Sadhika Malladi will present her FPO "Deep Learning Theory in the Age of Generative AI" on Thursday, November 20, 2025 at 11:00 AM in CS 401.
The members of Sadhika’s committee are as follows:
Examiners: Sanjeev Arora (Adviser), Danqi Chen, Chi Jin
Readers: Tri Dao, Zhiyuan Li (TTIC)
A copy of her thesis is available upon request. Please email gradinfo@cs.princeton.edu if you would like a copy of the thesis.
Everyone is invited to attend her talk.
Abstract follows below:
This thesis develops theoretical frameworks for understanding modern deep learning in realistic training regimes. As model architectures, optimization methods, and data pipelines continue to evolve, much of the existing theory no longer describes how large-scale systems behave in practice. Exhaustive empirical studies, once central to understanding these systems, have become infeasible at current computational scales. The goal of this work is to bridge that gap by constructing mathematical analyses that remain faithful to real training scenarios while offering prescriptive guidance for practice.
The first part establishes stochastic differential equation (SDE) approximations that accurately model stochastic optimization at finite learning rates. These analyses clarify when SDE-based descriptions are valid and yield general scaling rules for efficient large-batch training. The second part examines the fine-tuning of pre-trained language models, formalizing it as a small, structured modification to an existing representation. This perspective explains the effectiveness of parameter-efficient adaptation methods and motivates a memory-efficient fine-tuning algorithm derived from the theoretical analysis. The third part studies preference-based alignment, identifying why commonly used objectives fail to fit preference data and introducing diagnostic measures that link training objectives to observed model behavior.

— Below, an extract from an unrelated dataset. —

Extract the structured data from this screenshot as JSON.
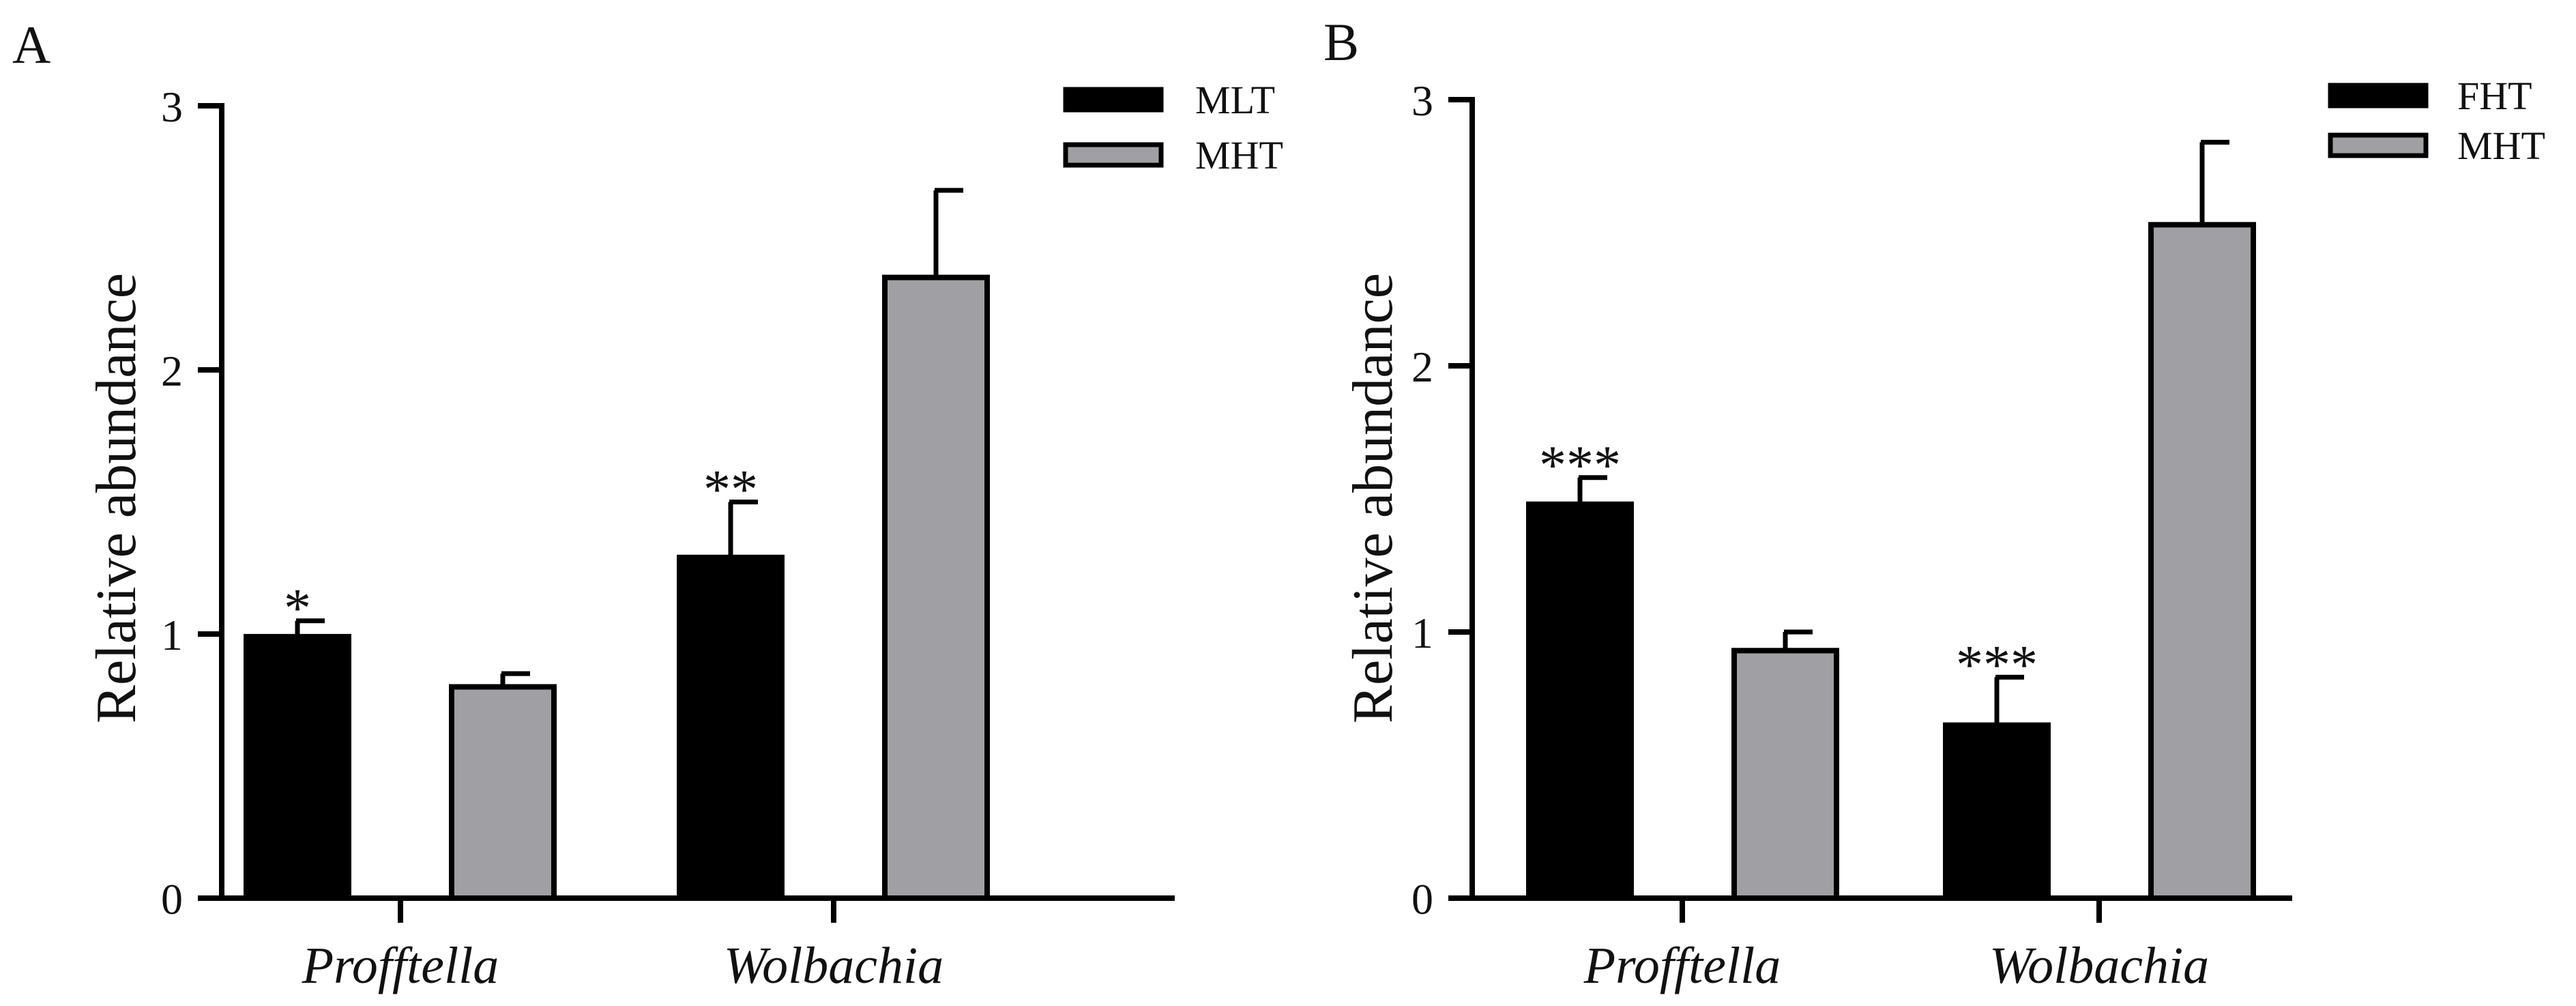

Together, these results demonstrate how mathematically grounded analysis can extend beyond idealized assumptions to capture the dynamics of contemporary machine learning systems. The thesis argues that such theory can play a prescriptive and interpretive role—guiding large-scale training, diagnosing failure modes, and providing a stable foundation for understanding as empirical practices continue to evolve.